Genome-wide Translocation Analysis in the 266Q Knock-in Mouse Model of SCA7

To determine whether a predisposition to DNA damage exists in SCA7 and how extensive the predilection to DNA damage might be in SCA7, we used LAM-HTGTS, a powerful high throughput next generation sequencing technique developed for monitoring of DNA double-strand break formation. We modified the LAM-HTGTS protocol by utilizing CRISPR-Cas9 to create the double-strand DNA break at a specific site and also added a step with a 5' methyl cytosine modified primer to promote LpnPI endonuclease cleavage of sealed breaks to enrich for translocation events. Our unbiased native chromosome DNA repair experimentation revealed that expression of polyglutamine-expanded ataxin-7 yielded greatly reduced translocations in comparison to normal ataxin-7, which is consistent with retained canonical NHEJ repair, decreased HDR activity, and decreased SSA repair in SCA7 cells, as the classical NHEJ pathway is known to prevent translocation by ligating broken double-strand breaks.
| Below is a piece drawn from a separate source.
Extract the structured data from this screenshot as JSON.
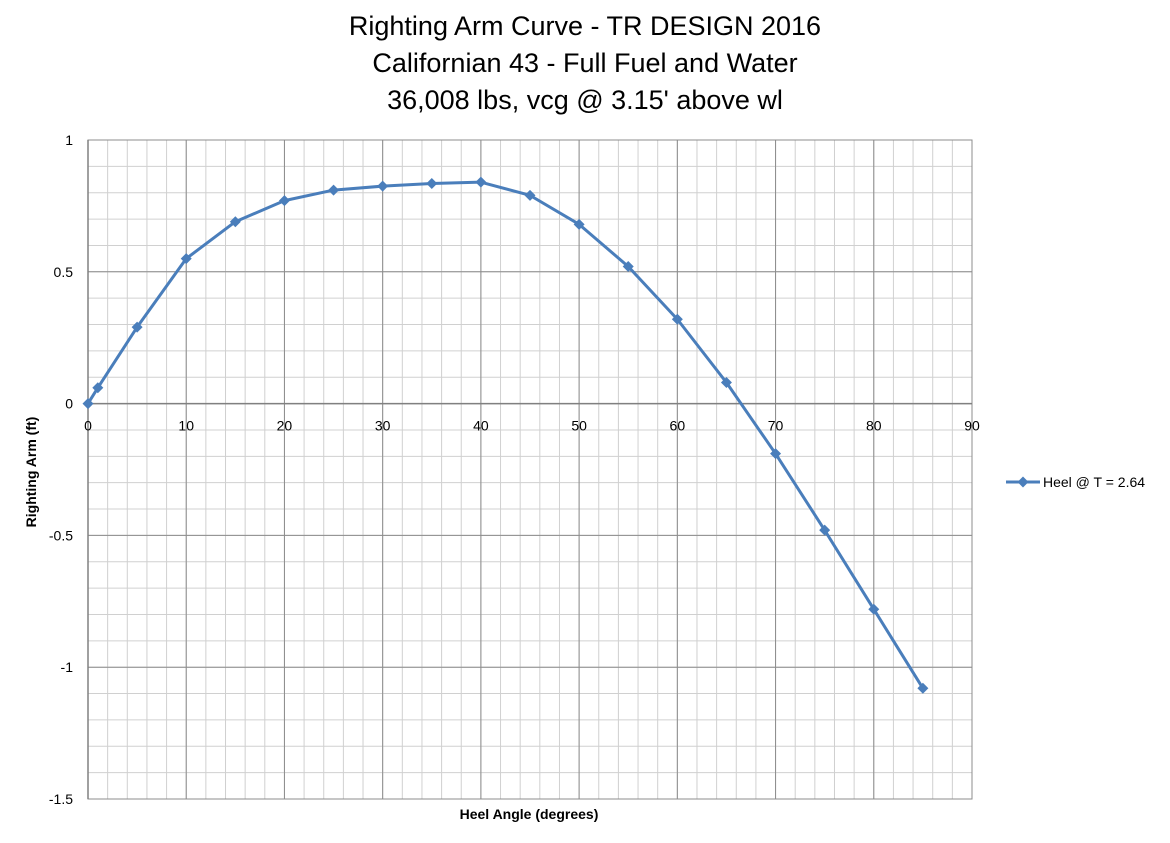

Overall design: Examination of translocation events with genome-wide translocation assay in Neuro-2A cells transiently expressing mutant (92Q) or normal (10Q) ataxin-7. Double strand DNA breaks were introduced by co-expression of Cas9 and sgRNAs targeting two selected genomic loci. For the quality control experiment, only the CRISPR-Cas9 plasmid co-expressing site 2 targeted sgRNA or non-targeted sgRNA were used. Three independent transfection replicates per condition were pooled prior sequencing.